Cooperativity and intermolecular hydrogen bonding in donor‐acceptor complexes of phenol and polyhydroxybenzenes

Abstract

AbstractCooperativity between intermolecular and intramolecular hydrogen bonds is an important factor determining the strength of donor‐acceptor complexes. Its impact in poly‐1,2‐diols, notably polyhydroxybenzenes, is subject to debate. Density functional theory calculations have been performed on complexes of phenol, catechol, pyrogallol and 1,2,3,4‐tetrahydroxybenzene with pyridine, trimethylamine and trimethylphosphine oxide.
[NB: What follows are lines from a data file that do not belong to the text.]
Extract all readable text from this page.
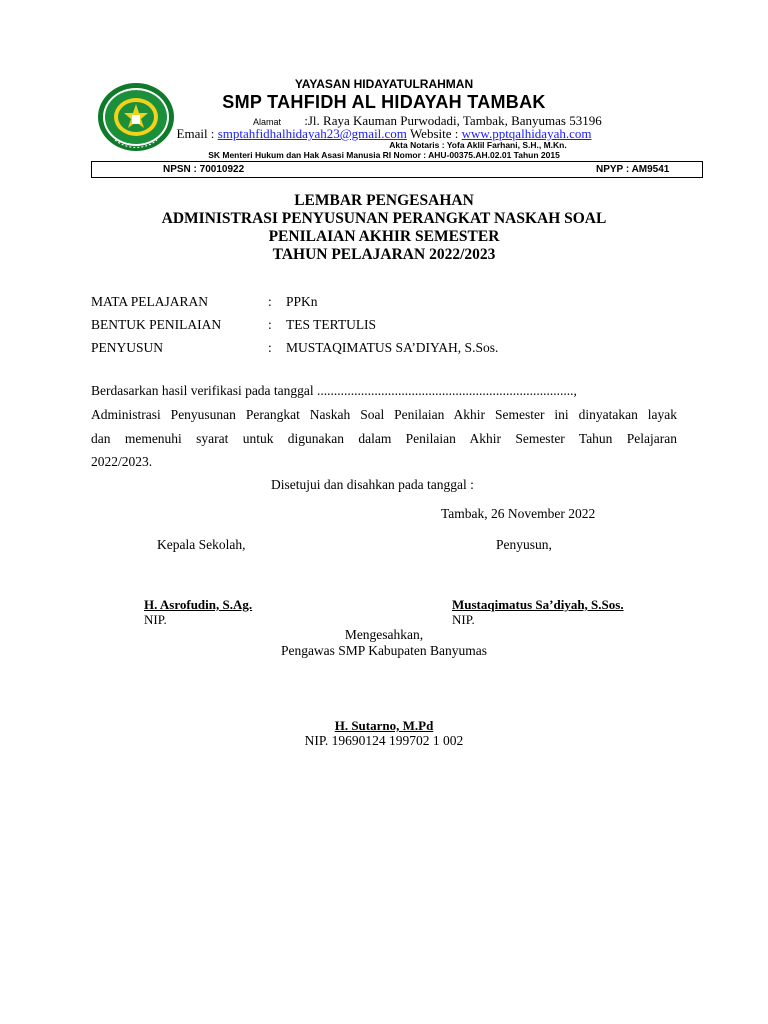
YAYASAN HIDAYATULRAHMAN
SMP TAHFIDH AL HIDAYAH TAMBAK
Alamat :Jl. Raya Kauman Purwodadi, Tambak, Banyumas 53196
Email : smptahfidhalhidayah23@gmail.com Website : www.pptqalhidayah.com
Akta Notaris : Yofa Aklil Farhani, S.H., M.Kn.
SK Menteri Hukum dan Hak Asasi Manusia RI Nomor : AHU-00375.AH.02.01 Tahun 2015
NPSN : 70010922	NPYP : AM9541
LEMBAR PENGESAHAN
ADMINISTRASI PENYUSUNAN PERANGKAT NASKAH SOAL
PENILAIAN AKHIR SEMESTER
TAHUN PELAJARAN 2022/2023
MATA PELAJARAN	: PPKn
BENTUK PENILAIAN	: TES TERTULIS
PENYUSUN	: MUSTAQIMATUS SA’DIYAH, S.Sos.
Berdasarkan hasil verifikasi pada tanggal ............................................................................,
Administrasi Penyusunan Perangkat Naskah Soal Penilaian Akhir Semester ini dinyatakan layak
dan memenuhi syarat untuk digunakan dalam Penilaian Akhir Semester Tahun Pelajaran
2022/2023.
Disetujui dan disahkan pada tanggal :
Tambak, 26 November 2022
Kepala Sekolah,	Penyusun,
H. Asrofudin, S.Ag.
NIP.
Mustaqimatus Sa’diyah, S.Sos.
NIP.
Mengesahkan,
Pengawas SMP Kabupaten Banyumas
H. Sutarno, M.Pd
NIP. 19690124 199702 1 002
Binding energies, proton NMR shifts, Quantum Theory of Atoms in Molecules analysis and Interacting Quantum Atoms (IQA) interaction energies reveal a positive cooperative effect of a topological intramolecular hydrogen bond (IMHB) in catechol relative to phenol, with insignificant or small negative effects of further HO groups. Except for catechol complexes, there are no topological IMHBs in any donors or their complexes, although all show Non‐Covalent Interaction isosurfaces. The absence of a topological IMBH in catechol itself is explained by electron density contour plots. Complexes of Me3N and Me3PO with catechol, pyrogallol and 1,2,3,4‐tetrahydroxybenzene display additional intermolecular hydrogen bonds, C‐H…H‐C and C‐H…O=P, respectively, with the hydrogen atom ortho to the bound HO group. The predominantly covalent or electrostatic character of the various hydrogen bond types is discussed in terms of the IQA energy partition scheme, which is also useful for characterising IMHBs in the absence of a bond critical point. These results further our understanding of the nature and the limits of cooperative hydrogen bonding in donor‐acceptor complexes.